“They wouldn’t open to us,” said Jack, hurriedly, “so we fired a couple of shots through the door and then broke it down. Then we raced through the house. It’s a big place of two stories, with ten or a dozen rooms. In one of them we found Captain Cornell, bound and gagged. But no trace of the others, so Captain Murray and I went down to the cellar and found the entrance to this tunnel, without waiting to question Cornell. Come on, let’s hurry.”

And as the way being cleared by the disappearance of young Gordon, the last of the airmen to descend, the tunnel was now open to passage, Jack darted down the stairs. Frank followed at his heels. It was dark, only a faint glow, far ahead, showing where Captain Murray’s electric torch headlighted the procession. The air smelled musty. The walls were little more than a big man’s width apart, and the roof so low that the boys had to stoop in order to avoid bumping their heads as they proceeded. Ahead of them could be heard muttered exclamations as first one and then another, in his eagerness to make haste, ignored the necessary caution and suffered a bump.
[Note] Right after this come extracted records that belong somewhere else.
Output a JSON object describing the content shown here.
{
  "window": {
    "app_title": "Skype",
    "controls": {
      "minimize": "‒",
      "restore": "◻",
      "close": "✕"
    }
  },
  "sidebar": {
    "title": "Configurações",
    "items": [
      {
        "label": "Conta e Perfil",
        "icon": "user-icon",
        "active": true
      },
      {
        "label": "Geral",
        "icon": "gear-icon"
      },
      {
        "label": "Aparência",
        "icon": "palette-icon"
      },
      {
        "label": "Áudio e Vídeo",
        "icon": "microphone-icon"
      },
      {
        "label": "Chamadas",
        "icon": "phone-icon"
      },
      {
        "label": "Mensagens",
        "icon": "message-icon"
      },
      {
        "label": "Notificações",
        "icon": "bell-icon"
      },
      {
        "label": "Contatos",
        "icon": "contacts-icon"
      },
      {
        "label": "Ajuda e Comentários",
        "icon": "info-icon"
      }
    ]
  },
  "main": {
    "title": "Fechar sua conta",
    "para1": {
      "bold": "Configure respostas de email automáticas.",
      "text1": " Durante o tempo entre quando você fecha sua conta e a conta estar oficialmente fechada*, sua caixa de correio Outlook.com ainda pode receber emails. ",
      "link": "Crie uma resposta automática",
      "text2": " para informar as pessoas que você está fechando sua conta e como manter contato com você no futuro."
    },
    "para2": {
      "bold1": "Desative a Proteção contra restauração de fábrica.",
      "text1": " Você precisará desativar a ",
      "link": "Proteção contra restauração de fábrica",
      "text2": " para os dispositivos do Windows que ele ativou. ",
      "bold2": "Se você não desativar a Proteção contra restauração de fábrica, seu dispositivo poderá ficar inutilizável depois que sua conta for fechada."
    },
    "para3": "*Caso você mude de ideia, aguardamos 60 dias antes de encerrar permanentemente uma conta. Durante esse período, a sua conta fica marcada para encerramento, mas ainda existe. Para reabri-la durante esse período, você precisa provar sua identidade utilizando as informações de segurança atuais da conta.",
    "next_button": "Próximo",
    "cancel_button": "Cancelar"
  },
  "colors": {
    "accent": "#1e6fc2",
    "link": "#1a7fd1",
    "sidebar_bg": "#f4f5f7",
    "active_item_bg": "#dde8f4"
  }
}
“Bend down, and you’ll be all right,” advised Jack. “It’s a straight shoot to the other house, and the floor is smooth. Come on.”

Presently the two boys, who had closed up on the heels of the last of the group ahead, emerged into a cellar where they found the others waiting them.

“All here?” asked Captain Murray, flashing his spotlight from form to form. “All right, let’s go.”

But just as he was in the act of mounting an open stairway to the floor above, and had, in fact, placed a foot on the first step of the ascent, Jack halted him with a hand on his arm.

“Listen, Captain, what was that?”

CHAPTER XVIII.
THE ENEMY STRIKE.

In the sudden silence which fell on the group at Jack’s low-spoken cry, not a sound was to be heard.

Captain Murray shook off Jack’s grasp on his arm and mounted another step.